The story starts in Yorkshire in modern day life and it starts with a family out on a hike. The weather turns and the three kids end up taking shelter in a barn, separated from their parents. While they are in the barn the oldest child Catherine starts feeling strange, like she has been there before and suggests to her siblings that they play a game pretending that they are living in the past. As the game starts so the reader is transported back into time to 1660 where three siblings are being taken up to the same barn to isolated from the village, where people are dying from the plague (their parents do not stay with them in the barn as they are concerned they may have the plague). The author helps to distinguish between the different time periods by the way in which the children speak when they are in 1660 there is a lot of “tis and thy” which is very effective.
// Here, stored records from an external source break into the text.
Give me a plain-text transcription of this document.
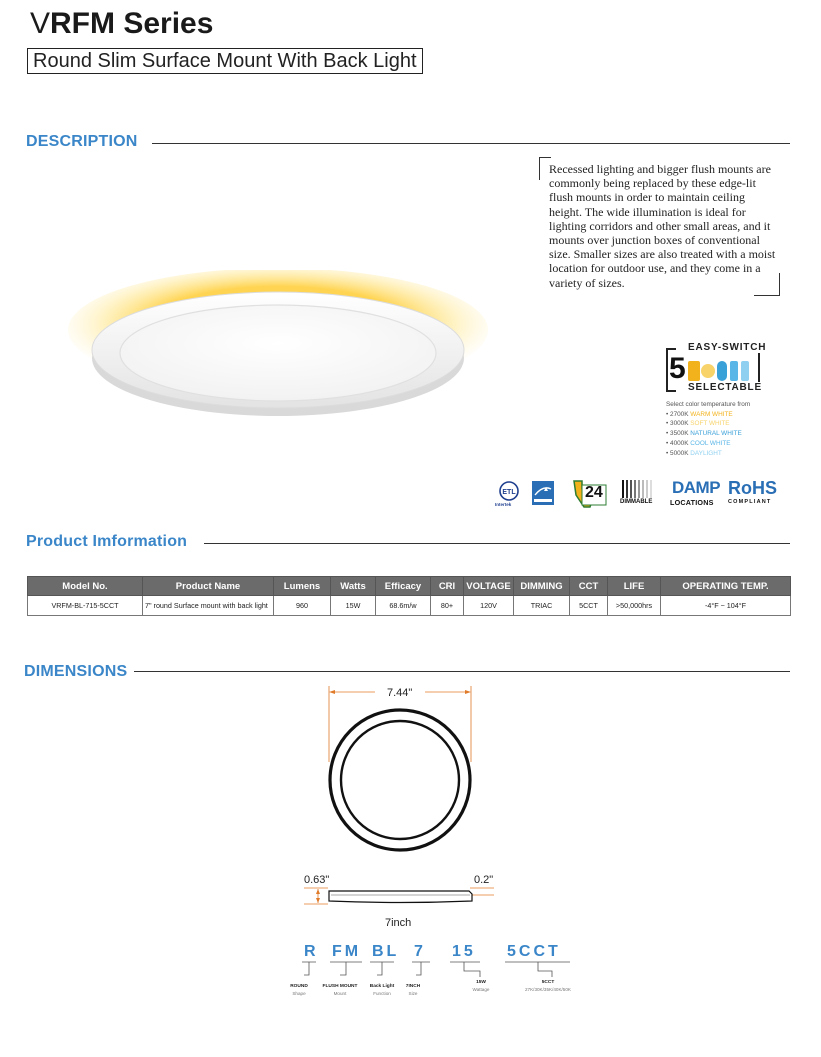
VRFM Series
Round Slim Surface Mount With Back Light
DESCRIPTION
Recessed lighting and bigger flush mounts are commonly being replaced by these edge-lit flush mounts in order to maintain ceiling height. The wide illumination is ideal for lighting corridors and other small areas, and it mounts over junction boxes of conventional size. Smaller sizes are also treated with a moist location for outdoor use, and they come in a variety of sizes.
5
EASY-SWITCH
SELECTABLE
Select color temperature from
• 2700K WARM WHITE
• 3000K SOFT WHITE
• 3500K NATURAL WHITE
• 4000K COOL WHITE
• 5000K DAYLIGHT
ETL
Intertek
24
DIMMABLE
DAMP
LOCATIONS
RoHS
COMPLIANT
Product Imformation
Model No.	Product Name	Lumens	Watts	Efficacy	CRI	VOLTAGE	DIMMING	CCT	LIFE	OPERATING TEMP.
VRFM-BL-715-5CCT	7" round Surface mount with back light	960	15W	68.6m/w	80+	120V	TRIAC	5CCT	>50,000hrs	-4°F ~ 104°F
DIMENSIONS
7.44"
0.63"	0.2"
7inch
R FM BL 7 15 5CCT
ROUND
Shape
FLUSH MOUNT
Mount
Back Light
Function
7INCH
Size
15W
Wattage
5CCT
27K/30K/35K/40K/50K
The story follows the three siblings as they try to survive the winter on their own, isolated in their barn. It is not an action packed story but it is more an emotional journey story. You read how the kids cope with life on their own and how even though at times it feels hopeless they persevere and never give up. I do think that as much as it is a story about the plague it is also a story about determination and hope. My daughter and I were both drawn to Catherine how she just keeps slogging on, no matter how desperate is feels she never gives up. I felt like the author developed the character of Catherine beautifully and you really go on a journey of discovery with her.

The story itself is a lovely tale but what really struck me was the way in which the author structured the tale. I thought using a time slip was very interesting and it was a great example of how it can be done effectively to create an interesting account of a historical event. After reading this story my daughter and I actually discussed the difference between a flashback and a time slip so it ended up creating a great learning moment (for those of you wondering a flashback is when you go back in time in the characters memory whereas a time slip could be going back in time beyond the characters memory).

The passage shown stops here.